Interpretation: Churn rate appears partially influenced by overall customer acquisition dynamics. During periods of strong growth, churn percentage may be diluted by incoming customers. However, when growth slows, churn becomes more pronounced relative to total customer volume. This indicates that acquisition momentum can mask underlying retention risk.
Visual B – Correlation Between Total Customers and
Churn Rate
Observation: A negative linear relationship is observed between total customer volume and churn rate. As total customers increase, churn rate trends downward.
Interpretation: The inverse relationship reinforces the idea that churn percentage is sensitive to overall customer base size. While this does not identify a behavioral driver of churn, it highlights the importance of balancing acquisition and retention strategies to maintain stable churn metrics.

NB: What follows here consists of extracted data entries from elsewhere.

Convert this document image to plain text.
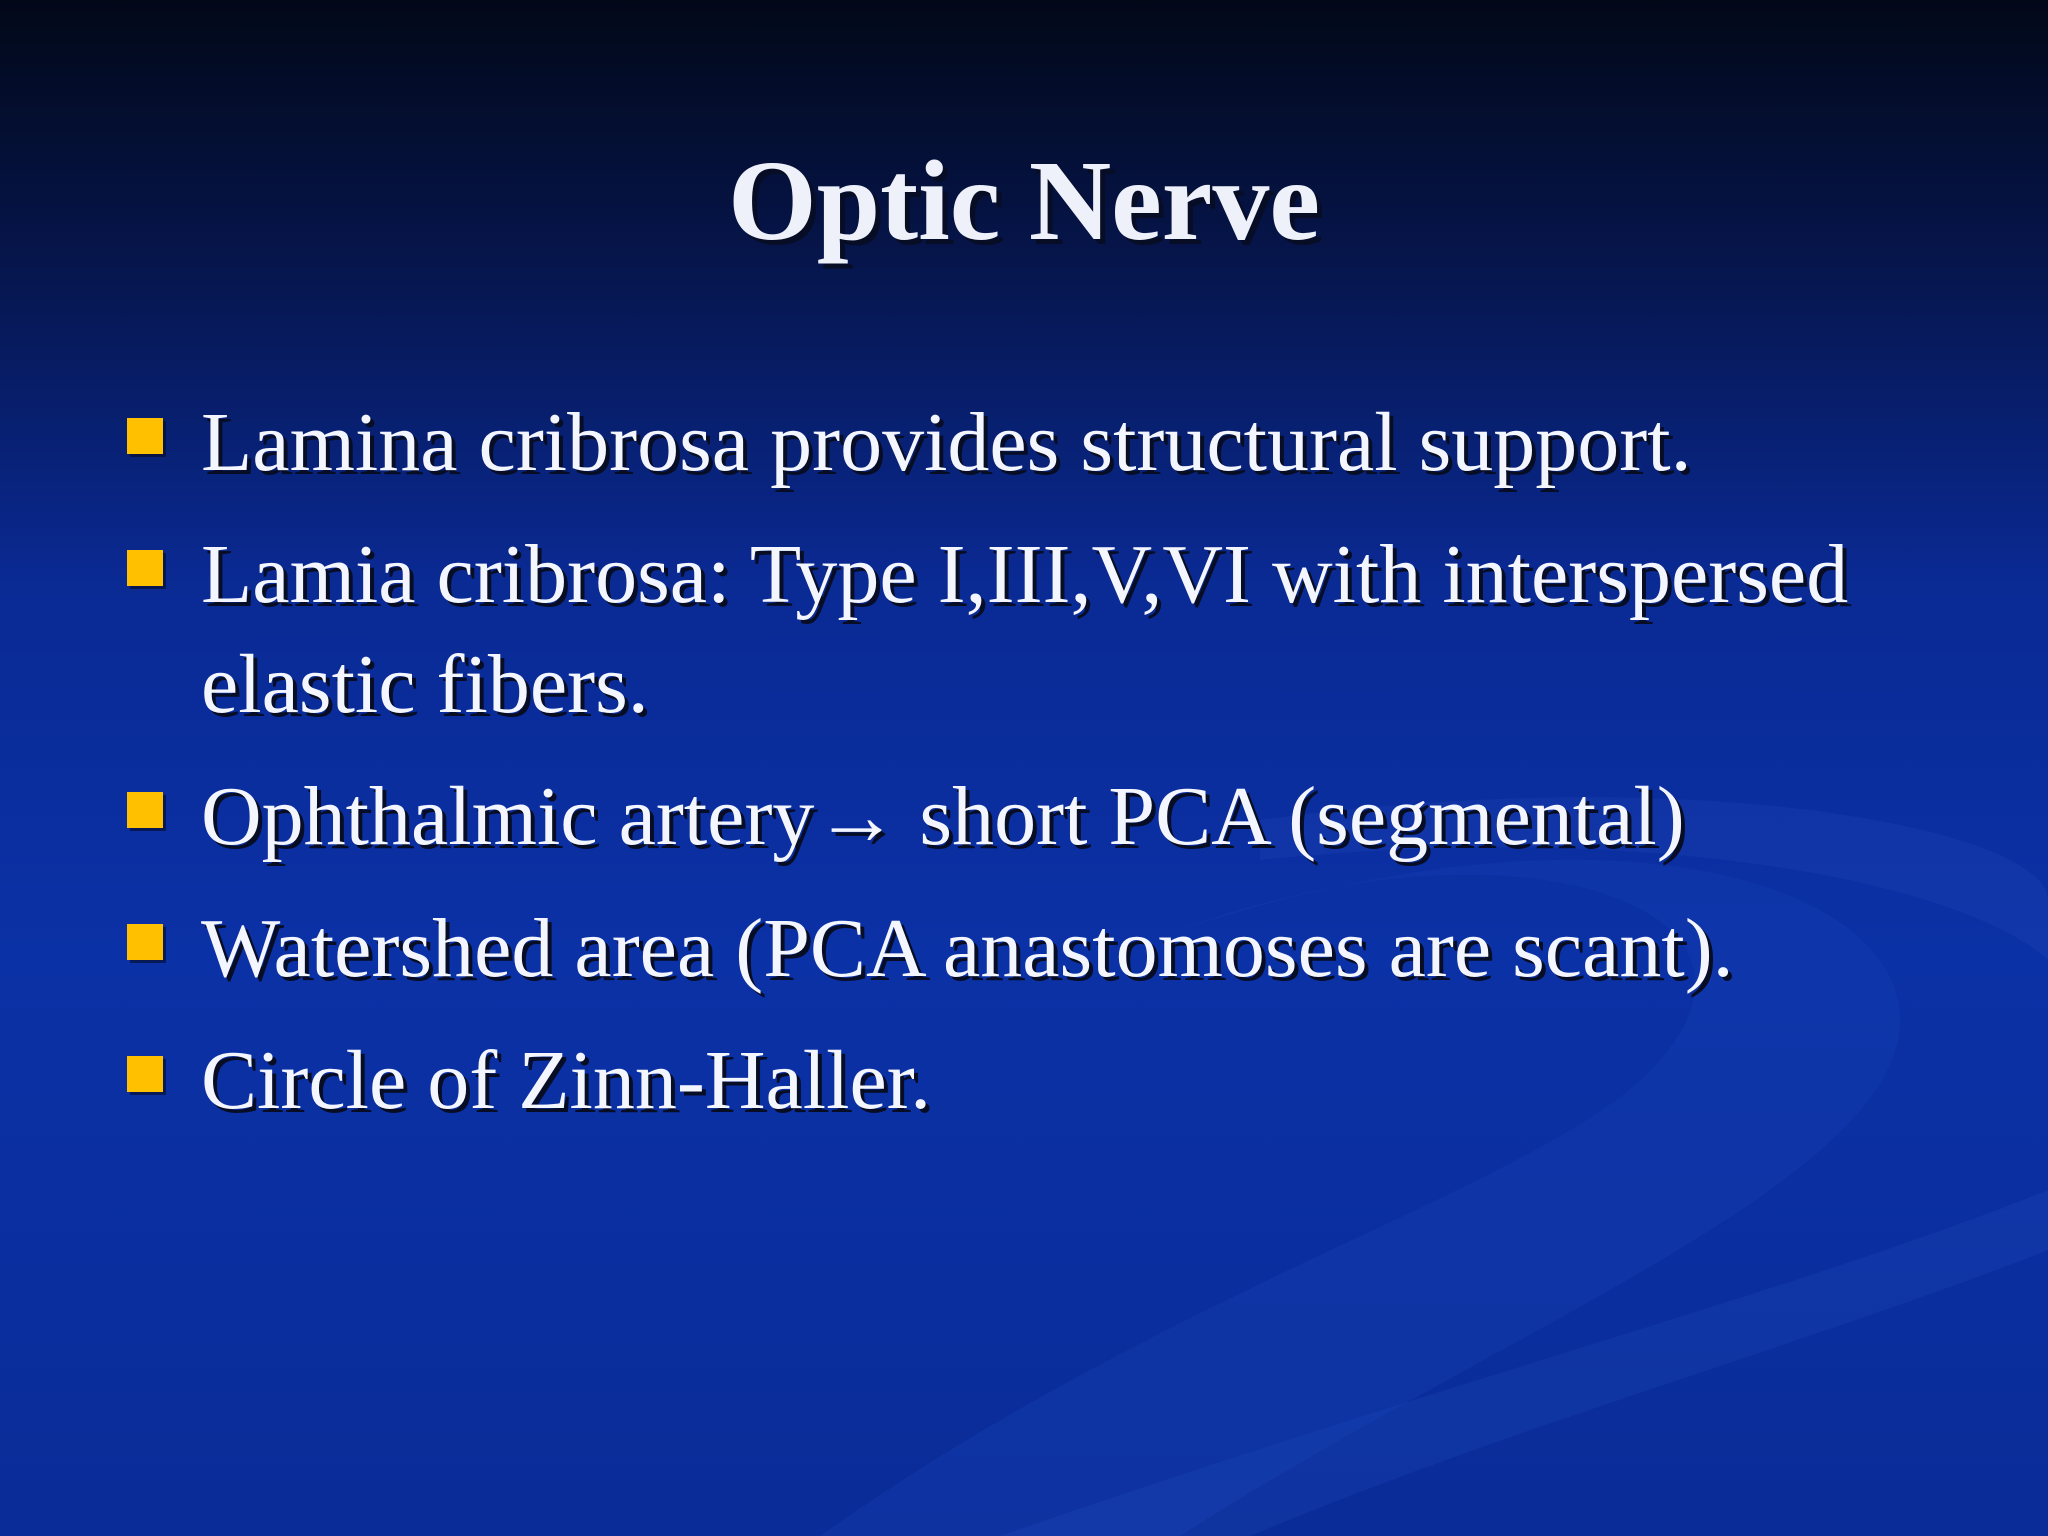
Optic Nerve
Lamina cribrosa provides structural support.
Lamia cribrosa: Type I,III,V,VI with interspersed elastic fibers.
Ophthalmic artery→ short PCA (segmental)
Watershed area (PCA anastomoses are scant).
Circle of Zinn-Haller.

Action: Track customers as soon as they reach two failed payments.
Reason: Churn rate jumps from 40% → 64% at this threshold (“two-payment-fail killer”).
Implementation: Automated alerts in the system or daily reporting for customers with ≥2 PF.
Action: Offer personalized interventions (email, in-app notification, or support contact) to customers at risk after 2 PF.
Reason: Targeting the critical threshold maximizes retention ROI.
Implementation: Provide reminders, retry payment options, or small incentives.
Action: Monitor support ticket volume as a secondary risk signal.
Reason: Customers who churn have higher average support tickets (4.22 vs 3.44).
Implementation: Flag customers with 4+ tickets for proactive outreach or satisfaction checks.
Action: Encourage consistent usage and engagement for all customers.
Reason: Minor differences in tenure and usage indicate that retained customers engage slightly more.
Implementation: Push notifications, gamification, loyalty programs, or monthly usage summaries.
Action: Monitor growth trends alongside churn rate.
Reason: Churn rate is inversely related to total customer volume; slow growth periods amplify churn.
Implementation: During slow acquisition months, increase retention campaigns and monitor at-risk segments more closely.
Action: Consider minor plan-specific interventions.
Reason: PF differences exist across Basic, Standard, and Premium, but all show the same risk trend.
Implementation: Tailor retention messaging or payment reminders by plan tier if needed.
The analysis of the subscription dataset highlights payment failures (PF) as the primary driver of churn, with a critical threshold at two failed payments where churn risk escalates sharply. Support tickets (ST) serve as a secondary signal, indicating that customers experiencing higher friction are more likely to leave. Minor differences in usage and tenure provide contextual insights, while periods of slower customer growth amplify churn percentages.
Overall, the findings point to actionable retention strategies: proactively monitoring PF, addressing repeated support needs, and balancing acquisition with retention efforts can significantly reduce customer attrition.